Marianne Renoir et Pierre Pansard : des noms de roman qui semblent tout dire. D’abord que ces deux-là cherchent à rimer ensemble tout en jurant comme deux accessoires mal assortis. Ensuite, que ce premier livre d’une jeune auteure est un roman qui parle de ce dont parlent d’ordinaire les romans : d’amour. Marianne, nature insatisfaite, aime sans plus aimer Pierre qu’elle rêve de quitter tout en ayant terriblement peur de son abandon. Le second, rejeton d’une lignée papale, est thésard et poète, de ceux pour qui l’amour ne saurait être que jaune. D’une tendresse et d’une patience soumise, il supporte ce cœur de femme qui, sans cesse, cherche encore de bonnes raisons d’être là. Elle aimerait que ce « vieillard de vingt-huit ans », que ce fort en thème qui compte ses euros au restaurant veuille la fuir pour qu’elle puisse encore le désirer. Il voudrait comprendre cette fille belle et risible, qui marche en évitant les lignes entre les dalles, porte des lunettes en forme de cœur, et aspire plus que tout à devenir « une jeune femme accomplie ».
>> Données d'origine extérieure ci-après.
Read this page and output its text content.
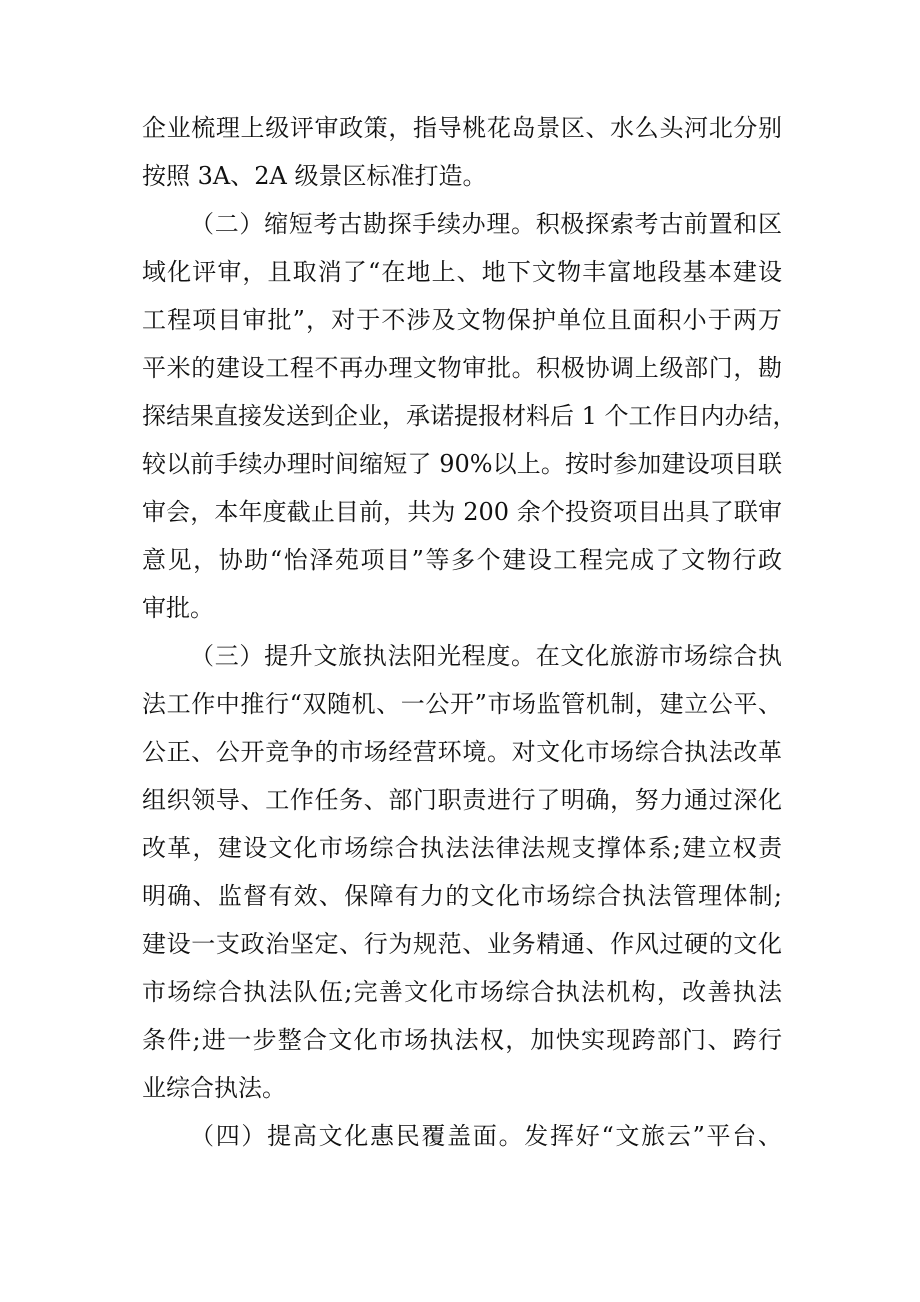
企业梳理上级评审政策，指导桃花岛景区、水么头河北分别
按照 3A、2A 级景区标准打造。
（二）缩短考古勘探手续办理。积极探索考古前置和区
域化评审，且取消了“在地上、地下文物丰富地段基本建设
工程项目审批”，对于不涉及文物保护单位且面积小于两万
平米的建设工程不再办理文物审批。积极协调上级部门，勘
探结果直接发送到企业，承诺提报材料后 1 个工作日内办结，
较以前手续办理时间缩短了 90%以上。按时参加建设项目联
审会，本年度截止目前，共为 200 余个投资项目出具了联审
意见，协助“怡泽苑项目”等多个建设工程完成了文物行政
审批。
（三）提升文旅执法阳光程度。在文化旅游市场综合执
法工作中推行“双随机、一公开”市场监管机制，建立公平、
公正、公开竞争的市场经营环境。对文化市场综合执法改革
组织领导、工作任务、部门职责进行了明确，努力通过深化
改革，建设文化市场综合执法法律法规支撑体系;建立权责
明确、监督有效、保障有力的文化市场综合执法管理体制;
建设一支政治坚定、行为规范、业务精通、作风过硬的文化
市场综合执法队伍;完善文化市场综合执法机构，改善执法
条件;进一步整合文化市场执法权，加快实现跨部门、跨行
业综合执法。
（四）提高文化惠民覆盖面。发挥好“文旅云”平台、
La Cattiva de Lise Charles raconte donc avec un raffinement amusé le désarroi amoureux d’un jeune couple contemporain, plongé dans un bain de romanesque qui ne parvient pourtant plus à les inspirer. Ils n’ont pas trente ans, habitent le palais des ancêtres de Pierre, près de Ferrare, écrivent chacun dans leur coin, qui de la poésie, qui des contes étranges, et ne subissent que la langueur et l’oisiveté d’un long été. Pierre se pense poitrinaire, capable de mourir d’amour. Marianne, nauséeuse si on la contrarie, manque de s’évanouir, parfois. Surtout, ces deux amants renvoient à un univers livresque qui les sature malgré eux : ils sont les personnages d’Adolphe, déplacés au pays de Stendhal, ils sont Marianne et Coelio (Pierre aimerait tant être Octave…), ou bien une Albertine qui ne serait plus La prisonnière de la jalousie maladive du narrateur, mais sa propre captive. Ce n’est pas sans ironie que Lise Charles tend ainsi à ses personnages le piège de ceux qui sont leurs modèles : comment aimer après tant de littérature ?
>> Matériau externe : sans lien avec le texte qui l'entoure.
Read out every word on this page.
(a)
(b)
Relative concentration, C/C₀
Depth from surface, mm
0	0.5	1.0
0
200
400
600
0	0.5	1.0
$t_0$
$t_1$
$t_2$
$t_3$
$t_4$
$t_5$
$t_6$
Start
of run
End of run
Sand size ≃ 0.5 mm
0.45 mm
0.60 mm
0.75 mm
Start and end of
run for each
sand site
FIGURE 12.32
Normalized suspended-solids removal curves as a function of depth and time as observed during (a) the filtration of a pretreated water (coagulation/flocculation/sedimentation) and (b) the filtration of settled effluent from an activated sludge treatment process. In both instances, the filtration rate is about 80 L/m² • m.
L’avers, puis le revers : avec cette cruauté sans y penser des enfants ou des femmes qui n’aiment plus, Marianne observe Pierre et le caricature tandis que ce dernier fait des alexandrins. Et Lise Charles, à son tour, invite le lecteur à adopter la position de la jeune femme et, depuis son acédie à elle, à envisager sa laideur et sa mélancolie à lui. La Cattiva se construit dès lors comme une succession de chapitres librement agencés, qui pourraient construire une sorte de roman psychologique voué à mesurer l’échec annoncé du sentiment amoureux dont la grâce a fui : « Elle sentait que son âme, usée par le mépris, usée par l’aigreur et les mauvais sentiments, était morte à l’amour, à moins, peut-être, que l’amour ne fût tout autre chose que cet oiseau brillant et enchanté dont elle avait jadis rêvé. Si elle avait aimé, pourtant, de quels dévouements, de quels élancements n’aurait-elle pas été capable. L’homme qu’elle aurait aimé, elle aurait pu le rendre si heureux ! Mais c’était bien fini pour elle, et Marianne embrassait sa chienne avec passion ».
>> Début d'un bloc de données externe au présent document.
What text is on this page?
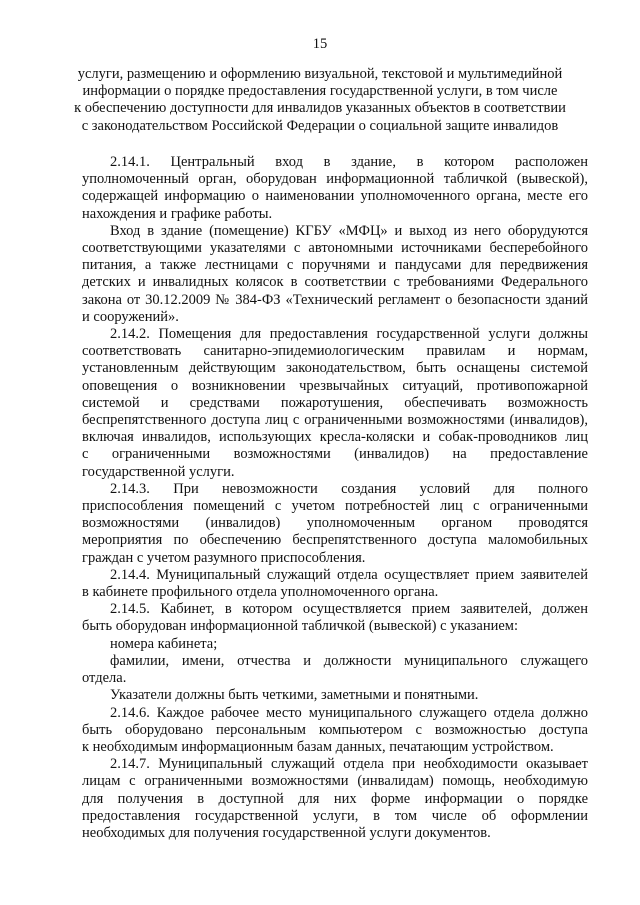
15
услуги, размещению и оформлению визуальной, текстовой и мультимедийной
информации о порядке предоставления государственной услуги, в том числе
к обеспечению доступности для инвалидов указанных объектов в соответствии
с законодательством Российской Федерации о социальной защите инвалидов
2.14.1. Центральный вход в здание, в котором расположен
уполномоченный орган, оборудован информационной табличкой (вывеской),
содержащей информацию о наименовании уполномоченного органа, месте его
нахождения и графике работы.
Вход в здание (помещение) КГБУ «МФЦ» и выход из него оборудуются
соответствующими указателями с автономными источниками бесперебойного
питания, а также лестницами с поручнями и пандусами для передвижения
детских и инвалидных колясок в соответствии с требованиями Федерального
закона от 30.12.2009 № 384-ФЗ «Технический регламент о безопасности зданий
и сооружений».
2.14.2. Помещения для предоставления государственной услуги должны
соответствовать санитарно-эпидемиологическим правилам и нормам,
установленным действующим законодательством, быть оснащены системой
оповещения о возникновении чрезвычайных ситуаций, противопожарной
системой и средствами пожаротушения, обеспечивать возможность
беспрепятственного доступа лиц с ограниченными возможностями (инвалидов),
включая инвалидов, использующих кресла-коляски и собак-проводников лиц
с ограниченными возможностями (инвалидов) на предоставление
государственной услуги.
2.14.3. При невозможности создания условий для полного
приспособления помещений с учетом потребностей лиц с ограниченными
возможностями (инвалидов) уполномоченным органом проводятся
мероприятия по обеспечению беспрепятственного доступа маломобильных
граждан с учетом разумного приспособления.
2.14.4. Муниципальный служащий отдела осуществляет прием заявителей
в кабинете профильного отдела уполномоченного органа.
2.14.5. Кабинет, в котором осуществляется прием заявителей, должен
быть оборудован информационной табличкой (вывеской) с указанием:
номера кабинета;
фамилии, имени, отчества и должности муниципального служащего
отдела.
Указатели должны быть четкими, заметными и понятными.
2.14.6. Каждое рабочее место муниципального служащего отдела должно
быть оборудовано персональным компьютером с возможностью доступа
к необходимым информационным базам данных, печатающим устройством.
2.14.7. Муниципальный служащий отдела при необходимости оказывает
лицам с ограниченными возможностями (инвалидам) помощь, необходимую
для получения в доступной для них форме информации о порядке
предоставления государственной услуги, в том числе об оформлении
необходимых для получения государственной услуги документов.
Souvent, on trouve dans La Cattiva de cette prose subliminale et à la littérarité impeccable qui, sans l’air d’y toucher, s’amuse à pasticher Flaubert, ailleurs Hugo ou Rimbaud et tant d’autres, à tel point qu’on pourrait lire ce roman en suivant les jeux de pistes littéraires qu’il propose. Tics d’auteur peinant à s’affranchir de ses références ? Non pas : il s’agit là plutôt d’un art de l’esquive qui dit, comme pour l’amour, et en même temps que les personnages, la difficulté d’écrire sans entendre autrui écrire, de s’affranchir, de faire neuf. « Horreur de ma bêtise ! », écrit Marianne, « Je ne sais pas parler, je prends seulement les mots des autres. Voyant mon récit se casser petit à petit sous la peur de mes doigts, je me rends compte que c’est ma pensée qui est en train de fondre. »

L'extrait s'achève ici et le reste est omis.